Words by Emma Vlatko

“Regrettably, for some time to come, the delicate balance between freedom and security may have to shift.”

(Tony Abbott, 22nd September, 2014)

The Government is calling for Team Australia to be alert but not alarmed. In response to the escalating threat of Islamic State militants, the second of three new counter-terrorism law amendment packages has been introduced, passing through parliament with bipartisan support.

Objectors of the bill, the Greens and some key independents, have called the move “a gagging of debate.” They argue that the speed in which the amendments were rammed through both houses of parliament did not allow for any proper debate or scrutiny.

“I think this Parliament is being bullied to pass something in the heat of a national security crisis that we will later regret,” Greens Senator, Scott Ludlam told Fairfax Media.

But both the Government and Opposition say these changes were necessary. Speaking in press conference, Opposition Leader Bill Shorten said his party would support the changes because “Labor believes our security agencies and national institutions should have the powers and resources they need to keep Australians safe from the threat of terrorism…”

So just what are these changes? Why are they so controversial? And will they really stop the terrorists?

Firstly, the changes expand what is considered to be a “terrorist act offence.” Now, a person can commit a crime if they plan or prepare, finance, provide or receive training for terrorist acts, or they advocate for terrorism.

The amendments also mean that the Australian Police may be able to arrest someone, without a warrant, merely for suspecting (on reasonable grounds) that the person has committed, or is committing a terrorism offence.
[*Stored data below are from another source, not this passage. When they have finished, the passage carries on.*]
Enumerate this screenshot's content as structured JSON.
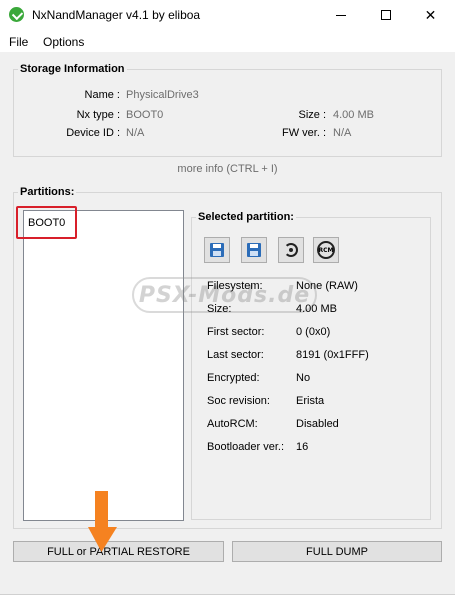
{
  "window": {
    "title": "NxNandManager v4.1 by eliboa",
    "accent_icon_color": "#3aa83a"
  },
  "menu": [
    "File",
    "Options"
  ],
  "storage": {
    "title": "Storage Information",
    "name_label": "Name :",
    "name_value": "PhysicalDrive3",
    "nxtype_label": "Nx type :",
    "nxtype_value": "BOOT0",
    "deviceid_label": "Device ID :",
    "deviceid_value": "N/A",
    "size_label": "Size :",
    "size_value": "4.00 MB",
    "fw_label": "FW ver. :",
    "fw_value": "N/A",
    "more_info": "more info (CTRL + I)"
  },
  "partitions": {
    "title": "Partitions:",
    "items": [
      "BOOT0"
    ],
    "highlight_color": "#d81f2a"
  },
  "selected": {
    "title": "Selected partition:",
    "icons": [
      "dump-floppy-icon",
      "dump-options-floppy-icon",
      "restore-icon",
      "rcm-icon"
    ],
    "rows": [
      {
        "label": "Filesystem:",
        "value": "None (RAW)"
      },
      {
        "label": "Size:",
        "value": "4.00 MB"
      },
      {
        "label": "First sector:",
        "value": "0 (0x0)"
      },
      {
        "label": "Last sector:",
        "value": "8191 (0x1FFF)"
      },
      {
        "label": "Encrypted:",
        "value": "No"
      },
      {
        "label": "Soc revision:",
        "value": "Erista"
      },
      {
        "label": "AutoRCM:",
        "value": "Disabled"
      },
      {
        "label": "Bootloader ver.:",
        "value": "16"
      }
    ]
  },
  "buttons": {
    "restore": "FULL or PARTIAL RESTORE",
    "dump": "FULL DUMP"
  },
  "watermark": "PSX-Mods.de",
  "arrow_color": "#f58220"
}
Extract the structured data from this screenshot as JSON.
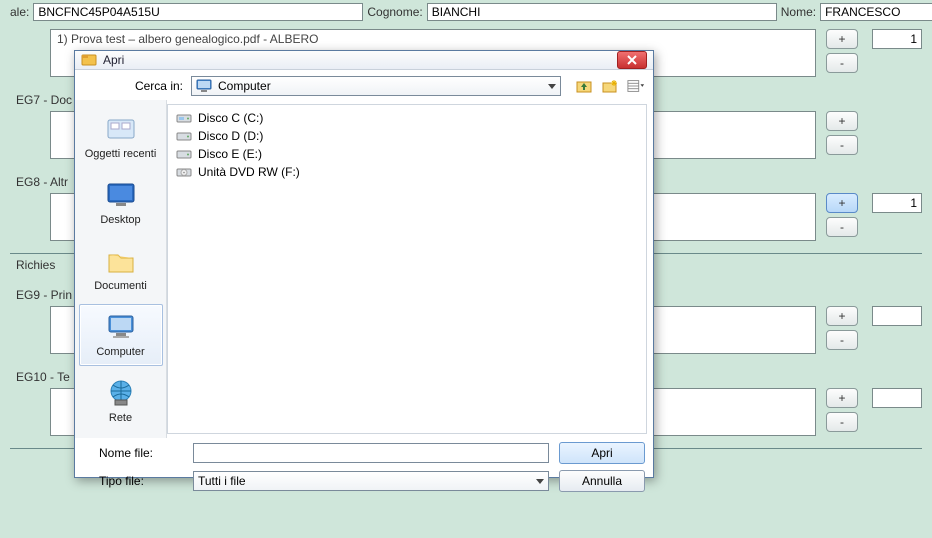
{
  "header": {
    "label_ale": "ale:",
    "value_ale": "BNCFNC45P04A515U",
    "label_cognome": "Cognome:",
    "value_cognome": "BIANCHI",
    "label_nome": "Nome:",
    "value_nome": "FRANCESCO"
  },
  "sections": {
    "s1_file": "1) Prova test – albero genealogico.pdf - ALBERO",
    "eg7_label": "EG7 - Doc",
    "eg8_label": "EG8 - Altr",
    "richies_label": "Richies",
    "eg9_label": "EG9 - Prin",
    "eg10_label": "EG10 - Te",
    "num1": "1",
    "num2": "1",
    "plus": "+",
    "minus": "-"
  },
  "dialog": {
    "title": "Apri",
    "lookin_label": "Cerca in:",
    "lookin_value": "Computer",
    "places": {
      "recent": "Oggetti recenti",
      "desktop": "Desktop",
      "documents": "Documenti",
      "computer": "Computer",
      "network": "Rete"
    },
    "drives": [
      {
        "icon": "hdd",
        "label": "Disco C (C:)"
      },
      {
        "icon": "hdd",
        "label": "Disco D (D:)"
      },
      {
        "icon": "hdd",
        "label": "Disco E (E:)"
      },
      {
        "icon": "dvd",
        "label": "Unità DVD RW (F:)"
      }
    ],
    "filename_label": "Nome file:",
    "filename_value": "",
    "filetype_label": "Tipo file:",
    "filetype_value": "Tutti i file",
    "open_btn": "Apri",
    "cancel_btn": "Annulla"
  }
}
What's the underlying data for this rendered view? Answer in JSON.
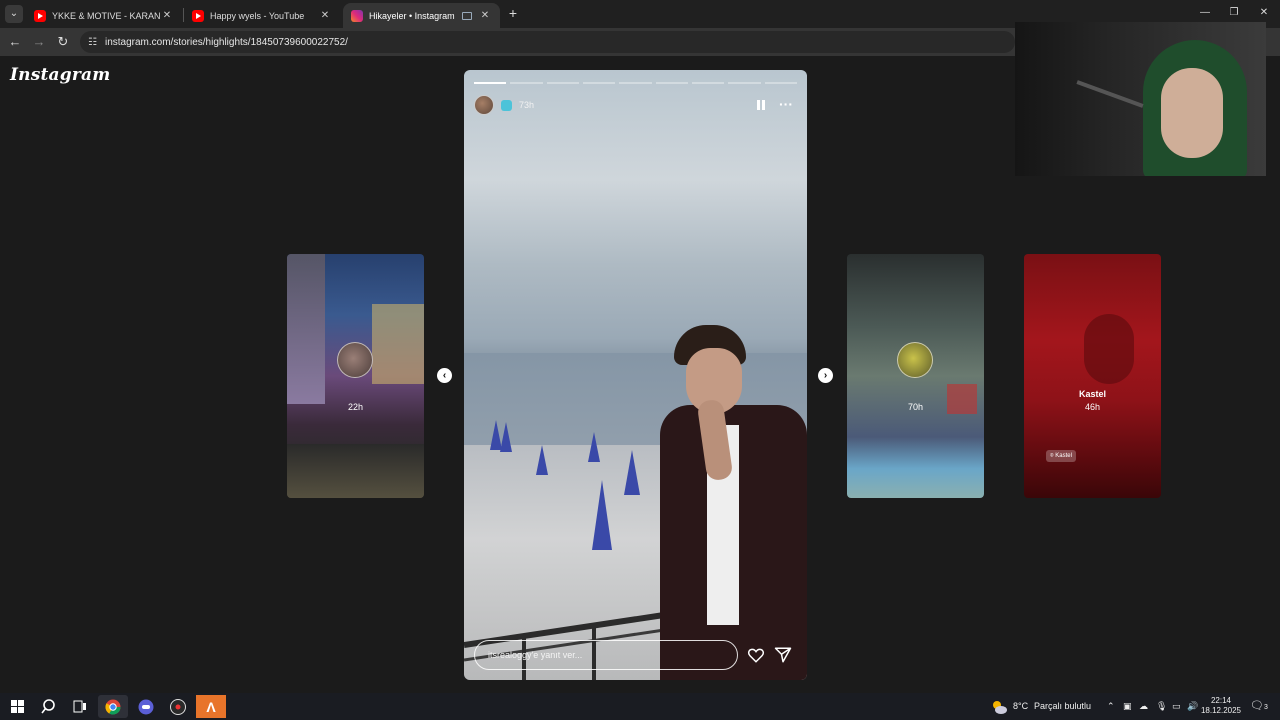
{
  "browser": {
    "tabs": [
      {
        "title": "YKKE & MOTIVE - KARANLIK (O",
        "favicon": "youtube-icon",
        "active": false
      },
      {
        "title": "Happy wyels - YouTube",
        "favicon": "youtube-icon",
        "active": false
      },
      {
        "title": "Hikayeler • Instagram",
        "favicon": "instagram-icon",
        "active": true
      }
    ],
    "url": "instagram.com/stories/highlights/18450739600022752/"
  },
  "instagram": {
    "logo": "Instagram",
    "story": {
      "time": "73h",
      "progress_total": 9,
      "progress_done": 1,
      "reply_placeholder": "itsrealoggy'e yanıt ver..."
    },
    "prev_story": {
      "time": "22h"
    },
    "next_stories": [
      {
        "time": "70h"
      },
      {
        "name": "Kastel",
        "time": "46h",
        "location": "Kastel"
      }
    ]
  },
  "taskbar": {
    "weather_temp": "8°C",
    "weather_text": "Parçalı bulutlu",
    "time": "22:14",
    "date": "18.12.2025",
    "notifications": "3"
  },
  "colors": {
    "page_bg": "#1b1b1b",
    "accent_red": "#ff0000",
    "instagram_gradient": [
      "#f58529",
      "#dd2a7b",
      "#8134af"
    ]
  }
}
Whilst the Government was quick to assure the public that the expansion of these offences was, “a law of general application,” deputy Greens leader, Adam Bandt, was unmoved. In a speech he said the changes overstep what is required. “The Parliament is dangerously close to giving the government unprecedented powers that would treat every Australian as a suspect.”

Secondly, under these proposed packages, those who travel to “declared areas” (where terrorist groups operate) could face five years in jail if they cannot provide a valid reason for visiting, such as aid work.

Critics, including the Shadow Attorney-General, Mark Dreyfus, have slammed this change, labelling it unprecedented and draconian. “It appears to curtail not only freedom of movement but also the right to silence and the presumption of innocence,” Dreyfus said.

Thirdly, journalists can now be jailed for up to 5 years for disclosing information on covert intelligence operations, and up to 10 years if that disclosure endangers lives. Reporters cannot escape prosecution by claiming their disclosure was in the public interest. The Media, Entertainment and Arts Alliance (MEAA) said these changes, “overturned the public’s right to know.”

“The Bill muzzles the media from doing its job,” MEAA federal secretary Christopher Warren said. “It treats every Australian as a threat and denies their rights of access to information and freedom of expression.”

The introduction of S35P also means that anyone, including journalists, whistleblowers, bloggers and tweeters alike, could be jailed for disclosing any information relation to a special intelligence operation.

Lastly, if considered necessary, ASIO officers now have the power to add, copy, delete or alter any data on any computer. They also now, theoretically, only require one search warrant for the “entire internet.” The Greens also vehemently opposed this amendment, arguing for a limit of 20 devices to be included in one warrant. But Senator Brandis rejected this, calling their amendments unworkable.

Putting aside the semantics, these laws have brought instant – tangible – change to the Australian community. Security has been visibly increased in government buildings and at public events; Parliament House is now in virtual lockdown; And a series of high profile anti-terror raids, including one that left an 18 year old man dead, have left neighbours more terrified than ever.

However, whether these laws have made our society safe… only time will tell.